Umanità Nova, n.2 del 18 gennaio 2009, anno 89

Materiali per il dibattito. Ma esiste ancora?


Ho seguito con interesse la discussione che si è sviluppata tra Massimiliano Ilari (1) e Cosimo Scarinzi (2) a proposito delle "sorti" del sindacalismo di base. Siccome sono in rapporti collaborativi (3) (peraltro assolutamente buoni) con entrambi non vorrei cadere nel rischio di un intervento mediatorio che poco direbbe di interessante. Per come è stato impostato il dibattito (USI sì, USI no, all'assemblea smeraldina) c'è comunque poco da dire. Personalmente penso che avremmo dovuto (come Unione Sindacale) essere presenti, al di là del mancato invito, e intervenire, se non altro per rimarcare il carattere passabilmente spontaneo (passatemi il termine) della spinta iniziale che ha portato all'assemblea e per criticarne i successivi esiti verticisti. D'altro canto se fossimo stati coinvolti nel processo di indizione ufficiale ritengo che avremmo dovuto, coerentemente alla nostra prassi e ai nostri principi, declinare l'invito.
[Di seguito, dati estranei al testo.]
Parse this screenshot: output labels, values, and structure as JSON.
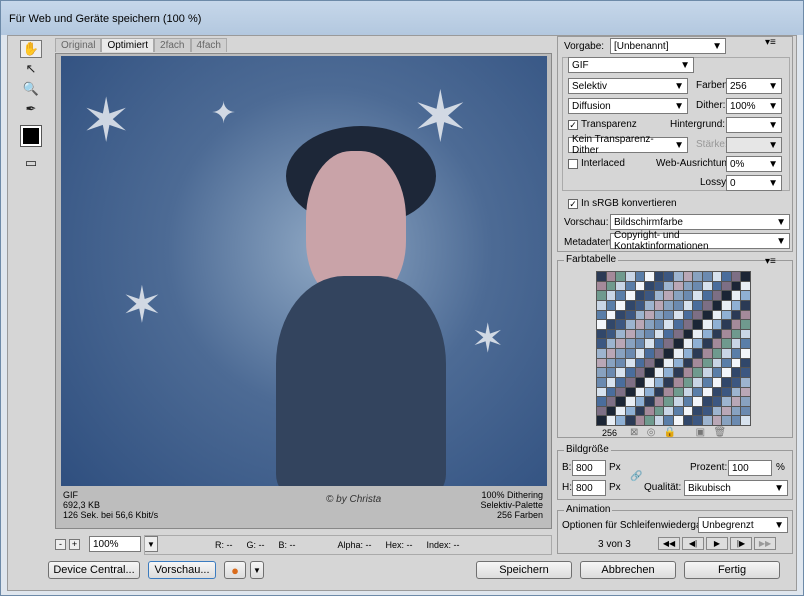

Detto questo, proporrei di affrontare la questione delle "magnifiche sorti progressive" del sindacalismo di base con un taglio assolutamente diverso, che poi è quello riassunto nel titolo.
Nella sostanza: oggi, i sindacati di base, nel loro complesso, hanno mantenuto fede alle dichiarazioni di principio che avevano ispirato la loro nascita? Possiamo ancora parlare di sindacalismo di "base"?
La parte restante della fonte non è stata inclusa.